JP Morgan Comments On Signet Jewelers Following Management Meetings
April 04, 2011 7:46 AM
JP Morgan recently hosted several investor meetings in NYC with Signet Jewelers (NYSE: SIG) CEO, Mike Barnes, CFO, Ron Ristau and IR Tim Jackson and came away very upbeat on how management plans to evolve the company longer-term. Exclusive brands now make up ~25% of the business, while total brand penetration is now > 50%. A rapidly growing bridal business is bringing in steady traffic from a younger demographic, and the overarching theme is that this is no longer a highly commoditized, older generation focused business model.

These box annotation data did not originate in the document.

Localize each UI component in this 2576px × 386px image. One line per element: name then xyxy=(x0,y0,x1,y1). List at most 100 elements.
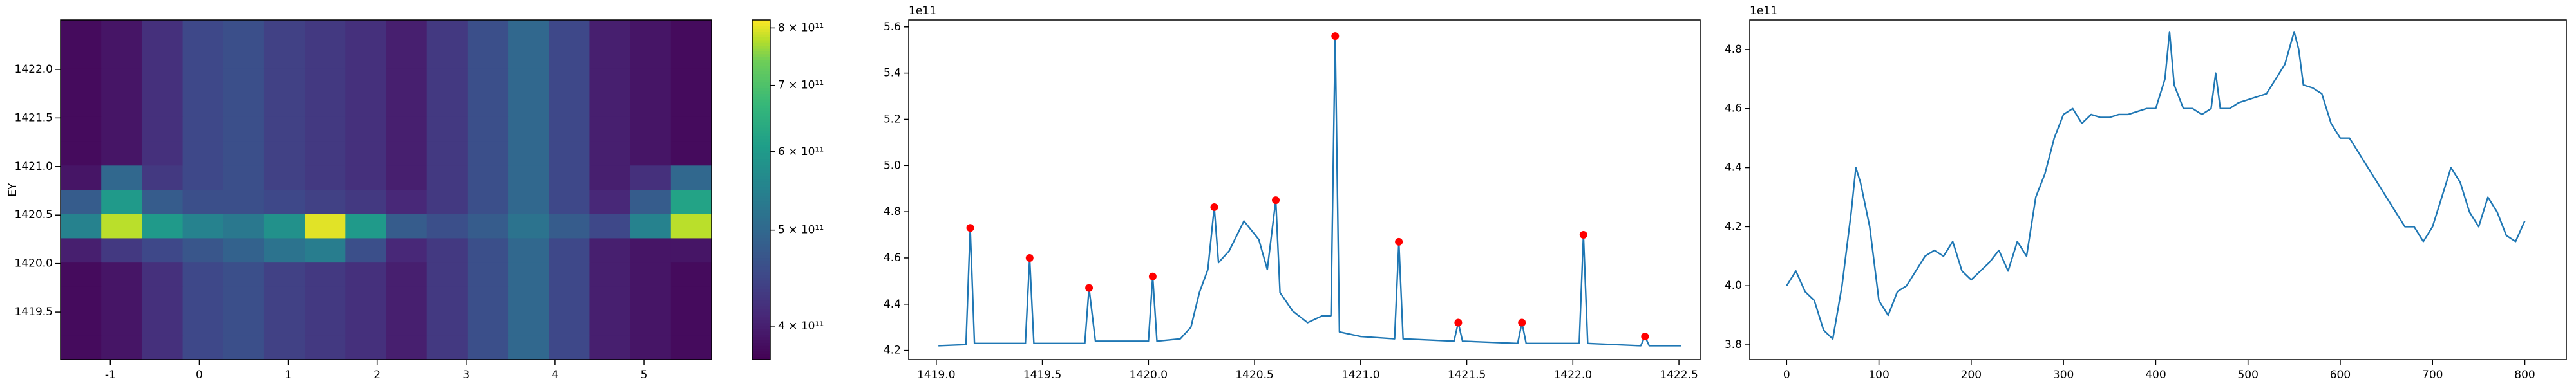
heatmap-cell xyxy=(101,44,142,69)
heatmap-cell xyxy=(142,20,184,45)
heatmap-cell xyxy=(182,238,224,263)
colorbar-swatch xyxy=(752,212,770,216)
heatmap-cell xyxy=(182,311,224,336)
x-tick-label: 1421.5 xyxy=(1448,369,1486,381)
heatmap-cell xyxy=(101,116,142,142)
heatmap-cell xyxy=(508,44,549,69)
colorbar-swatch xyxy=(752,51,770,55)
heatmap-cell xyxy=(61,141,102,166)
colorbar-swatch xyxy=(752,28,770,32)
colorbar-swatch xyxy=(752,161,770,165)
peak-marker xyxy=(1148,272,1157,280)
colorbar-swatch xyxy=(752,322,770,326)
heatmap-cell xyxy=(670,141,712,166)
heatmap-cell xyxy=(101,165,142,190)
heatmap-cell xyxy=(508,214,549,239)
colorbar-swatch xyxy=(752,198,770,202)
heatmap-cell xyxy=(305,20,346,45)
colorbar-swatch xyxy=(752,172,770,176)
heatmap-cell xyxy=(345,68,387,93)
heatmap-cell xyxy=(345,116,387,142)
colorbar-swatch xyxy=(752,221,770,225)
heatmap-cell xyxy=(305,141,346,166)
y-tick-label: 4.2 xyxy=(1725,220,1742,233)
colorbar-swatch xyxy=(752,328,770,332)
heatmap-cell xyxy=(61,238,102,263)
heatmap-cell xyxy=(426,335,468,360)
heatmap-cell xyxy=(182,262,224,288)
x-tick-label: 600 xyxy=(2330,369,2351,381)
heatmap-cell xyxy=(508,190,549,215)
heatmap-cell xyxy=(670,93,712,118)
heatmap-cell xyxy=(223,44,265,69)
heatmap-cell xyxy=(467,165,509,190)
peak-marker xyxy=(1579,231,1587,239)
colorbar-swatch xyxy=(752,257,770,261)
heatmap-cell xyxy=(589,286,631,312)
y-tick-label: 5.0 xyxy=(884,159,901,172)
colorbar-swatch xyxy=(752,144,770,148)
heatmap-cell xyxy=(426,165,468,190)
heatmap-cell xyxy=(142,286,184,312)
heatmap-cell xyxy=(630,68,672,93)
colorbar-tick-label: 4 × 10¹¹ xyxy=(778,320,824,333)
y-tick-label: 4.8 xyxy=(884,205,901,218)
colorbar-swatch xyxy=(752,237,770,241)
heatmap-cell xyxy=(426,44,468,69)
heatmap-cell xyxy=(345,190,387,215)
heatmap-cell xyxy=(345,141,387,166)
heatmap-cell xyxy=(345,165,387,190)
colorbar-swatch xyxy=(752,20,770,23)
heatmap-cell xyxy=(182,20,224,45)
heatmap-cell xyxy=(467,68,509,93)
heatmap-cell xyxy=(589,141,631,166)
heatmap-cell xyxy=(61,190,102,215)
heatmap-cell xyxy=(549,44,591,69)
heatmap-cell xyxy=(630,335,672,360)
x-tick-label: 500 xyxy=(2237,369,2258,381)
heatmap-cell xyxy=(467,93,509,118)
heatmap-cell xyxy=(101,286,142,312)
heatmap-cell xyxy=(305,335,346,360)
colorbar-swatch xyxy=(752,255,770,259)
heatmap-cell xyxy=(549,214,591,239)
peak-marker xyxy=(1272,196,1280,205)
heatmap-cell xyxy=(426,93,468,118)
heatmap-cell xyxy=(670,335,712,360)
colorbar-swatch xyxy=(752,311,770,315)
colorbar-swatch xyxy=(752,297,770,301)
heatmap-cell xyxy=(589,262,631,288)
peak-marker xyxy=(1025,253,1034,262)
heatmap-cell xyxy=(630,44,672,69)
heatmap-cell xyxy=(142,165,184,190)
colorbar-swatch xyxy=(752,326,770,329)
colorbar-swatch xyxy=(752,289,770,292)
heatmap-cell xyxy=(549,311,591,336)
heatmap-cell xyxy=(142,238,184,263)
colorbar-swatch xyxy=(752,85,770,89)
heatmap-cell xyxy=(101,214,142,239)
x-tick-label: 2 xyxy=(374,369,381,381)
heatmap-cell xyxy=(508,141,549,166)
heatmap-cell xyxy=(263,44,305,69)
data-line xyxy=(1786,31,2526,340)
heatmap-cell xyxy=(426,116,468,142)
heatmap-cell xyxy=(223,311,265,336)
heatmap-cell xyxy=(142,68,184,93)
heatmap-cell xyxy=(630,116,672,142)
colorbar-swatch xyxy=(752,119,770,122)
colorbar-swatch xyxy=(752,93,770,97)
peak-marker xyxy=(1454,318,1463,327)
colorbar-swatch xyxy=(752,167,770,170)
heatmap-cell xyxy=(549,286,591,312)
heatmap-cell xyxy=(670,116,712,142)
x-tick-label: 1421.0 xyxy=(1341,369,1379,381)
heatmap-cell xyxy=(142,141,184,166)
colorbar-swatch xyxy=(752,356,770,360)
heatmap-cell xyxy=(549,20,591,45)
heatmap-cell xyxy=(508,20,549,45)
colorbar-swatch xyxy=(752,303,770,306)
heatmap-cell xyxy=(101,238,142,263)
colorbar-swatch xyxy=(752,113,770,117)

The business is evolving, and we believe is well positioned to continue taking share in what is now a highly rationalized playing field. The key topics that seem to be on investors' minds are what are the plans on capital re-deployment, what is happening with SG&A growth, how will cost inflation impact the P&L this year and where can margins go over time.
JP Morgan continues to believe that, backed by its evolving business model SIG represents a very attractive market share story, as they look very well positioned to continue taking share in an up-trending industry for the foreseeable future. Between their scale, in-house credit operations ad balance sheet strength, JP Morgan sees a number of ways that SIG shares can continue to move higher from here. JP Morgan reiterates its OW rating and is raising estimates and its PT to $52 from $50.